Is there another way? If we treated Postgres backends like dumb containers the way MongoDB does, things suddenly change quite a bit. MongoDB has a process called mongos
which is basically just a glorified proxy that manages shard metadata and forks out a balancing job that ushers data around to ensure shard content isn’t lopsided. That’s the “Manager / Balancer” in my chart. What if it also included a transaction manager?
Postgres has supported background workers since 9.3. In theory, it could adopt management of shard metadata, chunk migration, or global transaction roles where appropriate. This is essentially what Postgres-XL (and similar) is doing. Where MongoDB wrote a glue process to bring everything together, Postgres-XL opted to directly patch the Postgres source, and all the pain that entails.
I’m in danger of being too dismissive of implementation details, of course. Yet there are massive potential benefits to taking a cluster approach by default. Such a distribution proxy could be database agnostic, compatible with any engine that speaks SQL. Consider too that Postgres foreign data wrappers imply it could be the communication layer.
Last Thoughts
Postgres is tantalizingly close to being a cluster system simply through the communication protocols it provides. It just needs that final piece. I’m fully convinced that someone with the right skillset (definitely not me) could whip up a proof of concept for this in a few days. This is, after all, how most application-level sharding approaches work anyway. In the end, that’s all MongoDB, and several other NoSQL solutions ultimately provide. Take one part integrated RAFT process to always present a writable primary, and mix in a data distribution and balancing proxy. Done.

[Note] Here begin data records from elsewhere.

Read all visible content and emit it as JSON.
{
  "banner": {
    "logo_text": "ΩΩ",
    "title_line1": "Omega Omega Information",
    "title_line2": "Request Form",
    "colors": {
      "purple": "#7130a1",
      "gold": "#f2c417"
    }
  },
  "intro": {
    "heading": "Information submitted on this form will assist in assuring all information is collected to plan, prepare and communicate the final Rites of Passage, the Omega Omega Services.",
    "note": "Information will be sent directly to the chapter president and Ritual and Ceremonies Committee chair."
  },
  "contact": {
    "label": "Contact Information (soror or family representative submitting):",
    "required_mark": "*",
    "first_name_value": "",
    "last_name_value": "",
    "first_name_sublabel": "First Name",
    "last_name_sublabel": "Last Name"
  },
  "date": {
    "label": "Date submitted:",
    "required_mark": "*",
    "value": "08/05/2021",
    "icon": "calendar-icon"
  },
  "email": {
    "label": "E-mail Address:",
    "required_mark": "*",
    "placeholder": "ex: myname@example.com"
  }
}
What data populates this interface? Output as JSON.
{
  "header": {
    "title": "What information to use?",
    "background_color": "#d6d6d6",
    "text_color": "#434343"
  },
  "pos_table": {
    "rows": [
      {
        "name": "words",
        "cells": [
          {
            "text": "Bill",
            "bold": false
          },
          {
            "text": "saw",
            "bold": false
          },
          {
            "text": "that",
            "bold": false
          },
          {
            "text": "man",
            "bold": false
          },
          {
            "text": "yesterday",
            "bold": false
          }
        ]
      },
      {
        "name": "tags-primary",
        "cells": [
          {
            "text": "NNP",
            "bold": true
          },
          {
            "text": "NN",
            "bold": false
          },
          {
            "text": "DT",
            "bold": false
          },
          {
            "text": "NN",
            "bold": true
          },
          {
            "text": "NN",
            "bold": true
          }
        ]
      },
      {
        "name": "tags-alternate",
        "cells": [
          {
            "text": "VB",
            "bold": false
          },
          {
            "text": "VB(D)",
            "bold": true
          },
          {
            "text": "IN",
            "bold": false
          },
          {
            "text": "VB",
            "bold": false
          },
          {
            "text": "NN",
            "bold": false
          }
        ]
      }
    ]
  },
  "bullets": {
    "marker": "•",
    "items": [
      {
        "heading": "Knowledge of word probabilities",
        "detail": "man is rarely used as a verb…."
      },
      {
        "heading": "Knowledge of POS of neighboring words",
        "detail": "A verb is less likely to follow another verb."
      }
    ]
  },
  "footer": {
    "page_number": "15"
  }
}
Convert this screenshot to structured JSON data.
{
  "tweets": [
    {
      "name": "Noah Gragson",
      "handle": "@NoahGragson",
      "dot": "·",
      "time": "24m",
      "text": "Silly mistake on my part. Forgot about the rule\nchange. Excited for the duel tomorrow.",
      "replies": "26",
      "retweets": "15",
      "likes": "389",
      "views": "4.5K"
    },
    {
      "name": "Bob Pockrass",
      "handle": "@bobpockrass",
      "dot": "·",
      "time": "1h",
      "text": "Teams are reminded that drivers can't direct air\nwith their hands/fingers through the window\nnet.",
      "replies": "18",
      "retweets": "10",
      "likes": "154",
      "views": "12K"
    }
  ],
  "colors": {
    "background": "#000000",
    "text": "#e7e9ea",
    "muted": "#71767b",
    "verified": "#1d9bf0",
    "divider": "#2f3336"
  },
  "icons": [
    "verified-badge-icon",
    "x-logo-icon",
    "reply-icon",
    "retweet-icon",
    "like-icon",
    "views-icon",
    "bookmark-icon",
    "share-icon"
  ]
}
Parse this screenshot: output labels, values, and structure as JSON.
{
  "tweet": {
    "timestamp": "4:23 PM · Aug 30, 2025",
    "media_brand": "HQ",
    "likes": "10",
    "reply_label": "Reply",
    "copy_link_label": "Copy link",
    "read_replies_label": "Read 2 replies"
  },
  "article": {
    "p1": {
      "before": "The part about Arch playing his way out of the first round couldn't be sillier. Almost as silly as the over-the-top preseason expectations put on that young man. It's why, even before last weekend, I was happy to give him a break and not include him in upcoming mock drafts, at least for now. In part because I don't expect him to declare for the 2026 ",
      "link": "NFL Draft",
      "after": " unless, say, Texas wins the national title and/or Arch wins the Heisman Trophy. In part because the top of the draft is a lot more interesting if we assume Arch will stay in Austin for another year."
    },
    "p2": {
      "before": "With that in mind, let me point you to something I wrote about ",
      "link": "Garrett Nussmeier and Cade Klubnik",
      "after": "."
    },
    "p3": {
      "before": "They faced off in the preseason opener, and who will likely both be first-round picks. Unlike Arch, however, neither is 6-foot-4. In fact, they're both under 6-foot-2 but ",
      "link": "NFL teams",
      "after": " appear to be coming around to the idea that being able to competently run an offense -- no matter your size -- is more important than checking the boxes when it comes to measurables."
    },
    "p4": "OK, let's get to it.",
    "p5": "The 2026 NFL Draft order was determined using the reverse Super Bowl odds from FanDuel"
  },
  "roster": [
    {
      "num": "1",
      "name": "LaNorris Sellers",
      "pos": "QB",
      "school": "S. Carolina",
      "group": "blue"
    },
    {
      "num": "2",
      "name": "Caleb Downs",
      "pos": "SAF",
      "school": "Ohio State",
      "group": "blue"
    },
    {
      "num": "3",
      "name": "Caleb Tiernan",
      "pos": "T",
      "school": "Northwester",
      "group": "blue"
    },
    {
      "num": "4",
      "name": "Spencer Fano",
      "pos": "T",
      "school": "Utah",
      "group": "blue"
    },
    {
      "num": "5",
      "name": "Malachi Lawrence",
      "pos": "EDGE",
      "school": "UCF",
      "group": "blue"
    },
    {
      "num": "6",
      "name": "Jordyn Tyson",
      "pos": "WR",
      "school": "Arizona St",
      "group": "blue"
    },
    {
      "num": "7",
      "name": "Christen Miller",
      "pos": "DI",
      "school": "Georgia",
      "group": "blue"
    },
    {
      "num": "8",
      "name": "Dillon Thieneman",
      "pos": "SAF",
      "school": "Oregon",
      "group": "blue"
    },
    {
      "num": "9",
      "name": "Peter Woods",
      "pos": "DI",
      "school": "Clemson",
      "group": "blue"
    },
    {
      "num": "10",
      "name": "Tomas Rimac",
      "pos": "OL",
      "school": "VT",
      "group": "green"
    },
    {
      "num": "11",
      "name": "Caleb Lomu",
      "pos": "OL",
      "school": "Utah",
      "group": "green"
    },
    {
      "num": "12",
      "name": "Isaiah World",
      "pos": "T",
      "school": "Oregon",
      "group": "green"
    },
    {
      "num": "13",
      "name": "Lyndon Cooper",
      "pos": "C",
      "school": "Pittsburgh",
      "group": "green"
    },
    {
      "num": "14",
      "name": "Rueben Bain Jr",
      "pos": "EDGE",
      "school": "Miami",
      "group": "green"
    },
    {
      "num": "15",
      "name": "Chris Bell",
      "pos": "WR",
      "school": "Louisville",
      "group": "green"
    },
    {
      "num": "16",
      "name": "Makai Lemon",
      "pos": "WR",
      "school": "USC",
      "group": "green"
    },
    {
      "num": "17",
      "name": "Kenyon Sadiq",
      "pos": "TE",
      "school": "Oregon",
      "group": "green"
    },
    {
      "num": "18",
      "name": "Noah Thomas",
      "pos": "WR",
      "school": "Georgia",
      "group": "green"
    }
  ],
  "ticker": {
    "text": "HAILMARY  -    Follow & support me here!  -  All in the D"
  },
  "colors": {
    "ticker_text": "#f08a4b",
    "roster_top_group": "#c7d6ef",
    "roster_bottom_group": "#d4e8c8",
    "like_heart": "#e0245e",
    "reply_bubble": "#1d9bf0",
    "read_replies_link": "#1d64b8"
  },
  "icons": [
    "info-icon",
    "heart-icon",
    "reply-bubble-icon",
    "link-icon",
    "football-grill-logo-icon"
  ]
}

If they so desired, the MongoDB developers could theoretically even use Postgres as a back-end storage mechanism. In fact, I highly encourage them to do so! Given a natural shard split and extensions like cstore_fdw, suddenly NoSQL becomes a scalable column-store.
Barring that, corporate use of Postgres will be necessarily limited. There’s only so much you can do in a single instance, and without integral scaling features, it becomes migration time. I don’t want to tell our devs to convert all of their ORMs and queries to JSON, give up easy joins, or forgo NULL
handling, but I will. I have to. This 50TB is only growing every day, and without a straight-forward and reliable migration path, we need to retool.
I disagree with too many of the data compromises MongoDB makes to use it for important data, but the availability approach is fundamentally sound. Mongo’s implementation is refreshing and innovative, and one which many NoSQL engines appear to share. Is it any wonder there has been a silent transition to these systems, when everything has several billion rows, and applications fully expect to reach well beyond Terabytes of storage into Petabyte territory?
No single instance can absorb that kind of volume, and not everyone has time or inclination to work around that limitation. We need a common middle-ground with the NoSQL world. We have the better storage engine, and they have the better distribution and availability mechanisms. Can’t there be a place where both of those things work in tandem?
I, for one, welcome our cluster overlords.